Materials and methods
One hundred and thirty-four (training = 84, validation = 13, testing = 21, additional testing = 16) HN carcinoma patients, treated with chemoradiotherapy between 2011 and 2018 and scanned at treatment baseline with 18F-FDG PET/computed tomography (CT) and 18F-FMISO dynamic PET/CT, were analyzed. A pix2pix-architecture-based generative adversarial network was trained to yield 2D voxel-wise FMISO hypoxia images of target-to-blood ratios (TBRs) directly from the 18F-FDG PET/CT image slices. The hypoxic volume was defined consistent with clinical procedure as the malignant volume with TBR values above 1.2. The AI model hypoxia predictions were compared against scaled 18F-FDG PET values.
Results
The AI model hypoxic volume predictions were well-correlated with 18F-FMISO hypoxic volumes on the held-out test subjects (Pearson correlation testing R = 0.96, additional testing R = 0.91, p < 0.001).

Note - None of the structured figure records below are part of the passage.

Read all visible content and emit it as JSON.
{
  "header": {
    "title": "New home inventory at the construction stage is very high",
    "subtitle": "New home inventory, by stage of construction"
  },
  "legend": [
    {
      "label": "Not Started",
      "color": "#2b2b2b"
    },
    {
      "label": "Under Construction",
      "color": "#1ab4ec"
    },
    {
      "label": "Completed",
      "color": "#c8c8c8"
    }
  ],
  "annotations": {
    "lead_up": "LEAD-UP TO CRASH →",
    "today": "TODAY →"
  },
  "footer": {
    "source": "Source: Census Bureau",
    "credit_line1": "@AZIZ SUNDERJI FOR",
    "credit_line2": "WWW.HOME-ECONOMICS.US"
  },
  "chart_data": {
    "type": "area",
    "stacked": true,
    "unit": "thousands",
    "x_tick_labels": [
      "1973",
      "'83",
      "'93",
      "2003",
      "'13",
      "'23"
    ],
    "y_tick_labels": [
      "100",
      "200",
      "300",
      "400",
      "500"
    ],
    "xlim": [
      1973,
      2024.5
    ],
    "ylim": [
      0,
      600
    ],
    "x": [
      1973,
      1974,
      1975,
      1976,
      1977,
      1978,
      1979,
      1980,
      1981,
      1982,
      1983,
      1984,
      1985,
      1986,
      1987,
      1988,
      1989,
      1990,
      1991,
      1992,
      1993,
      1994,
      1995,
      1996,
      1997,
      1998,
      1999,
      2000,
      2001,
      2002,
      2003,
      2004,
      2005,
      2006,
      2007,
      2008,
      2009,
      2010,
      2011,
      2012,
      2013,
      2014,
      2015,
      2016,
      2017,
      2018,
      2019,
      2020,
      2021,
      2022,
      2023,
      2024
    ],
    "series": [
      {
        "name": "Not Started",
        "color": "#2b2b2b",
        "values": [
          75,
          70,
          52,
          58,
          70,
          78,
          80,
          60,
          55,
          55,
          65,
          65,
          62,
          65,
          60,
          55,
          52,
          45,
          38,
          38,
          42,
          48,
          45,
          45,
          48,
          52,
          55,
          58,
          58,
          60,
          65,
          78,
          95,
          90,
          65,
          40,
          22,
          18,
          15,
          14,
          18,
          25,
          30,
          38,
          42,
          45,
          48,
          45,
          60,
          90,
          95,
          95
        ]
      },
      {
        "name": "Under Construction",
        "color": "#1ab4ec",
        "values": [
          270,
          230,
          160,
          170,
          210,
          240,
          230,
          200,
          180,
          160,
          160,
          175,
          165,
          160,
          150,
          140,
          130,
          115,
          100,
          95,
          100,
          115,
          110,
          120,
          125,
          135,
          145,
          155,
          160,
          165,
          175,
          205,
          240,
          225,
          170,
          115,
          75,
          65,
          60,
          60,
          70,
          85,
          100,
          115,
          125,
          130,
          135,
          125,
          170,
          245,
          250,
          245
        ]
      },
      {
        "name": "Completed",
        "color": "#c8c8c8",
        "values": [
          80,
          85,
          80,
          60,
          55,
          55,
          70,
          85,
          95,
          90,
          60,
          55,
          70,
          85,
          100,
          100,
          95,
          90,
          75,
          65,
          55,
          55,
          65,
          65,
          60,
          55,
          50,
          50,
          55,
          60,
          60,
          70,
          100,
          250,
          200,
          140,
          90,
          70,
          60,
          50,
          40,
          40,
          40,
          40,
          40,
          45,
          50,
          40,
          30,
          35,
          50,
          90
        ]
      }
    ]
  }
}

Predictions from globally scaled 18F-FDG PET images also produced a significantly correlated but worse prediction.
Conclusion
Voxel-wise prediction of hypoxia for HN cancers from a 2D deep learning model using FDG-PET images as inputs was shown to be feasible. Testing on larger institutional and multi-institutional cohorts is required to establish generalizability.